Elle a été un acteur majeur dans le secteur de l’envoi de policiers états-uniens en Israël pour des stages de « contre-terrorisme » et d’autres types de formation conjointe. C’est devenu un point central de la campagne « Deadly Exchange » (Échanges meurtriers) qui vise à mettre fin aux liens entre les forces de répression états-uniennes et israéliennes.

Soutien à la violence policière

Un exemple notable des valeurs communes de l’occupation militaire et du maintien de l’ordre partagées par Israël et les États-Unis est apparu à la suite de l’horrible agression dont a été victime Martin Gugino, un militant pacifiste de 75 ans à Buffalo, dans l’État de New York.

Deux officiers de police ont été accusés d’agression criminelle pour cette attaque.

La vidéo montre Gugino renversé par la police anti-émeute jeudi soir, tombant au sol et le sang s’écoulant derrière sa tête.

La police de Buffalo a d’abord menti en disant que Gugino avait simplement « trébuché et était tombé ».

Samedi, Gugino était toujours hospitalisé, dans un état grave.

Le Buffalo News a demandé à plusieurs « experts » ce qu’ils pensaient de l’incident.

Maria Haberfeld, professeure au John Jay College of Criminal Justice à New York et ancien membre de l’armée et de la police nationale israélienne, a justifié l’agression.

« Je suis très déçue que les officiers aient été suspendus – très, très déçue », a-t-elle déclaré.

« L’âge en soi ne vous donne pas d’immunité », a ajouté M. Haberfeld, « toute personne, de l’adolescent à la personne âgée, peut potentiellement faire du mal ».

Haberfeld se vante d’avoir « fourni une formation au leadership à un certain nombre d’agences de police ».

La vision selon laquelle la quasi-totalité de la population est une menace militaire à combattre avec une force brutale a longtemps uni les élites états-uniennes et israéliennes.

C’est un statu quo que les groupes de pression israéliens ont renforcé depuis des décennies. Le racisme passé et présent du lobby ne peut être effacé par quelques tweets en faveur de Black Lives Matter.

Tactiques dures

Israël et son lobby ont également démontré que lorsque la cooptation de Black Lives Matter ne réussit pas, ils sont prêts à utiliser les mêmes tactiques d’intimidation déployées depuis longtemps contre le mouvement de solidarité avec la Palestine.

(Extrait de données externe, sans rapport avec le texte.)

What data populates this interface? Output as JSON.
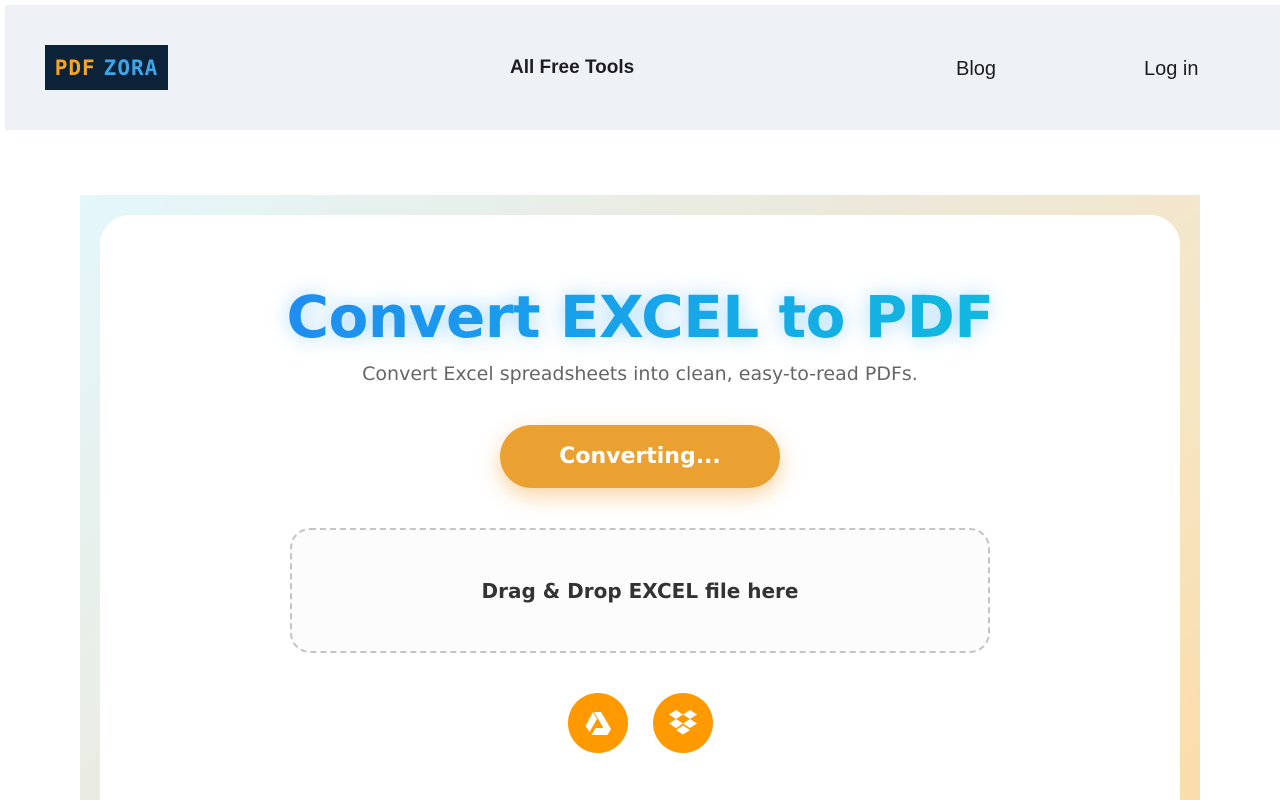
{
  "header": {
    "logo": {
      "part1": "PDF",
      "part2": "ZORA"
    },
    "nav": {
      "all_tools": "All Free Tools",
      "blog": "Blog",
      "login": "Log in"
    }
  },
  "main": {
    "title": "Convert EXCEL to PDF",
    "subtitle": "Convert Excel spreadsheets into clean, easy-to-read PDFs.",
    "convert_button_label": "Converting...",
    "drop_zone_text": "Drag & Drop EXCEL file here",
    "sources": [
      {
        "icon": "google-drive-icon"
      },
      {
        "icon": "dropbox-icon"
      }
    ]
  },
  "colors": {
    "header_bg": "#eef1f6",
    "title_gradient_start": "#1e8ef0",
    "title_gradient_end": "#10b9df",
    "button_orange": "#eba132",
    "source_icon_bg": "#ff9900",
    "logo_bg": "#0b2238"
  }
}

En 2018, la fuite du documentaire clandestin d’Al Jazeera, The Lobby–USA, a révélé comment le gouvernement israélien et son lobby ont agi pour perturber le mouvement Black Lives Matter en représailles à la solidarité des Noirs avec la Palestine.

Des images prises en caméra cachée ont montré un fonctionnaire israélien se plaignant du « problème » de Black Lives Matter. Cela a également révélé comment The Israel Project, une organisation aujourd’hui disparue, a tiré les ficelles en coulisses pour faire annuler une collecte de fonds de Black Lives Matter dans une boîte de nuit de New York.